Кедров сидел на трибуне, кричал и аплодировал, испытывая подъем и недоумевая, как отец мог отсюда уехать. Все страсти, о которых он рассказывал, казались теперь его сыну плодом воображения, озлобленности от того, что их фактически изгнали из страны, лишили дома, состояния. Но ведь это было… И Гражданская война, и репрессии — у Александра не было оснований не верить родителям и Лёле, и всему эмигрантскому обществу, окружавшему их семью и в Швейцарии, и в Бизерте, куда Кедровы переехали, когда Александру исполнилось восемь лет. Учился он уже там, во французской школе, но неплохо владел и арабским, нахватавшись словечек у Рафы.
В какой-то момент Александр погрузился в воспоминания и словно выпал из атмосферы всеобщего ликования. Не заметил, как на соседнее сиденье в ряду кто-то сел. Только увидел краем глаза бледные, в старческих пигментных пятнах руки, лежащие на рукояти резной трости.
— Молодой человек, — услышал он около уха французскую речь. — Мне кажется, мы с вами знакомы.
Александр повернулся и посмотрел на пожилого мужчину, с гладко выбритым черепом с шрамом над ухом и оспинами на щеках. Старик был довольно могучего телосложения, несмотря на возраст, с выправкой военного. Что-то в его глазах, словно бы немного сонных, показалось Кедрову знакомым.
— Я никого не знаю в Москве.
— Тебя должны были предупредить обо мне Георгий и Иван. Как там Лёля?
Александр догадался, что перед ним Миронов, но, памятуя о предостережениях того же Бурцева и отца, отстранился и настороженно спросил:
— А вы, собственно, кто?
— Дмитрий Кириллович, — старик протянул руку для рукопожатия. — Думаю, нам стоит прогуляться.
— А я не должен быть с группой? — оглянулся на переводчицу Кедров.
— Ничего, — усмехнулся Миронов. — Они на нас не обидятся.
Около выхода со стадиона стоял черный, блестящий на солнце ЗИМ. Александра впечатлила эта огромная машина. Дмитрий Кириллович сел за руль, Кедров — рядом. Сиденье пружинило под ним как батут, в открытое окно задувал жаркий летний ветер.
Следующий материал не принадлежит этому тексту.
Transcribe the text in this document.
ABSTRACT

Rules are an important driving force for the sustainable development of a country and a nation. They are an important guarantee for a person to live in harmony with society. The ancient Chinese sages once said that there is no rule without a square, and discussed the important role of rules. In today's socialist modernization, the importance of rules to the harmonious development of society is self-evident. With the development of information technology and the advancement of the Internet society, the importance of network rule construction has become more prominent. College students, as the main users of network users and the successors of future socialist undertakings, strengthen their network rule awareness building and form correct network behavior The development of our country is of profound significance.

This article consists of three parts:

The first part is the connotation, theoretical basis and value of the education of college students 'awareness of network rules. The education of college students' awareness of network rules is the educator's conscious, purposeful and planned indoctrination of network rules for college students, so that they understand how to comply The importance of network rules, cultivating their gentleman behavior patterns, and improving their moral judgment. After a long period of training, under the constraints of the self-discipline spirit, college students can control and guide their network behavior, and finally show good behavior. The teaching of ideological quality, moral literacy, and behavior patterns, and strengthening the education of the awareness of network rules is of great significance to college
— Ты ведь говоришь по-русски? — заговорил вдруг Миронов.
— Да. Лёля вам привет передавала. Странно, почему вы не уехали в Бизерту с ней.
— Так сложилось, — пожал плечами старик.
— А куда мы едем? — оглянулся по сторонам Александр с легкой тревогой.
— Ты бы хотел посмотреть на дом Кедровых? Так вот ваше именье находится за городом.
Александр видел московский дом Кедровых на фотографиях, стоящих в рамках на рояле в гостиной в Бизерте. А про подмосковную усадьбу только слышал из рассказов отца. Дом там был небольшой, сырой. Из каскадов прудов, расположенных в приусадебном парке, прилетали комары и оводы, что выводило из себя бабушку — мать Ивана Аркадьевича. Семья проводила там лето, но эти летние месяцы превращались в борьбу с сыростью и насекомыми. Горничная то и дело выносила на солнце перины и подушки, а они, даже прожаренные на солнце, омерзительно пахли сыростью. И их снова выносили, и они снова пахли.